Like many website designers, I used and relied upon Ipswitch’s WS_FTP file transfer software for many years. It’s the “industry standard.” It’s modestly-priced — now about $55 — shareware that’s frequently updated, versatile, and secure. And over the years, I tried other freeware and shareware file transfer clients, mostly for clients with less rigorous needs, and found them slow, lacking features, or just plain ponderous.
Recently, faced with rebuilding my primary desktop and another Ipswitch paid upgrade pending, I decided to sample the alternatives again. I looked at CuteFTP, SmartFTP, Core FTP, and for a while even used FireFTP, a Mozilla Firefox add-on. All were suitable for limited-duty. But none satisfied this old nerd’s hunger for a speedy, well-behaved, small footprint FTP client with just enough features and security.
As you know from the title of this post, that was then. FileZilla is now. It’s well-supported (wikis, forums, bug and feature requests) open source software that’s lightning fast to load and to function. Hey, fast is important when you’re updating more than one or two files at a time. It’s frequently updated with security patches, bug fixes, and small new features. That’s like tweaks, not bloat. It’s intuitive for both right- and left-brained types. It never crashes. And did I mention, it’s fast?
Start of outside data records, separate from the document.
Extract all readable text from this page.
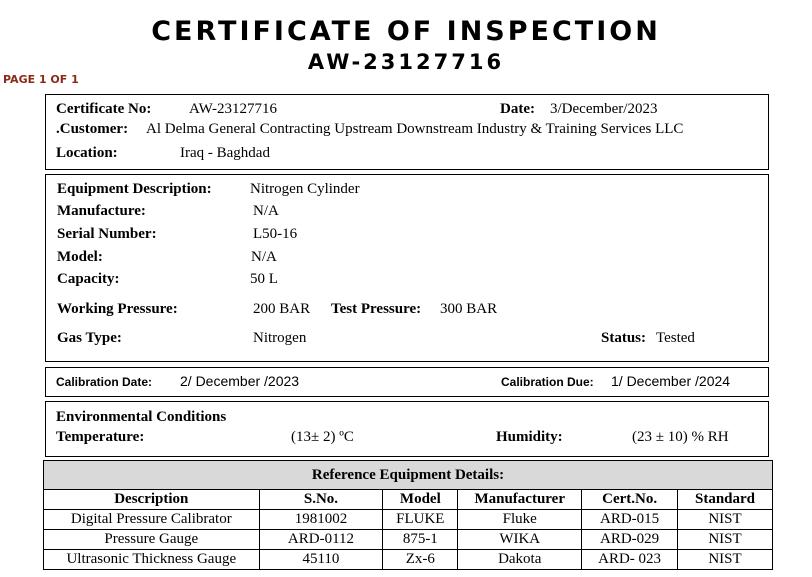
CERTIFICATE OF INSPECTION
AW-23127716
PAGE 1 OF 1
Certificate No:	AW-23127716	Date: 3/December/2023
.Customer: Al Delma General Contracting Upstream Downstream Industry & Training Services LLC
Location:	Iraq - Baghdad
Equipment Description:	Nitrogen Cylinder
Manufacture:	N/A
Serial Number:	L50-16
Model:	N/A
Capacity:	50 L
Working Pressure:	200 BAR Test Pressure: 300 BAR
Gas Type:	Nitrogen	Status: Tested
Calibration Date: 2/ December /2023	Calibration Due: 1/ December /2024
Environmental Conditions
Temperature:	(13± 2) ºC	Humidity:	(23 ± 10) % RH
Reference Equipment Details:					
Description	S.No.	Model	Manufacturer	Cert.No.	Standard
Digital Pressure Calibrator	1981002	FLUKE	Fluke	ARD-015	NIST
Pressure Gauge	ARD-0112	875-1	WIKA	ARD-029	NIST
Ultrasonic Thickness Gauge	45110	Zx-6	Dakota	ARD- 023	NIST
Three things I especially find helpful in FileZilla:
- Cross platform support means I can use the same client on pretty much any machine I’m working on.
- Easy to use site manager makes adding a new site simple, selecting an existing site, simpler.
- Remote file editing so I can do quick fixes for a client on the fly.
- Drag and drop support is built-in, not quirky like some, and not slow
If you try FileZilla and find yourself loving it as I do, don’t forget to support it. It’s free to use, but not a throwaway. It’s a thoroughly professional project whose developers deserve to get paid for their efforts.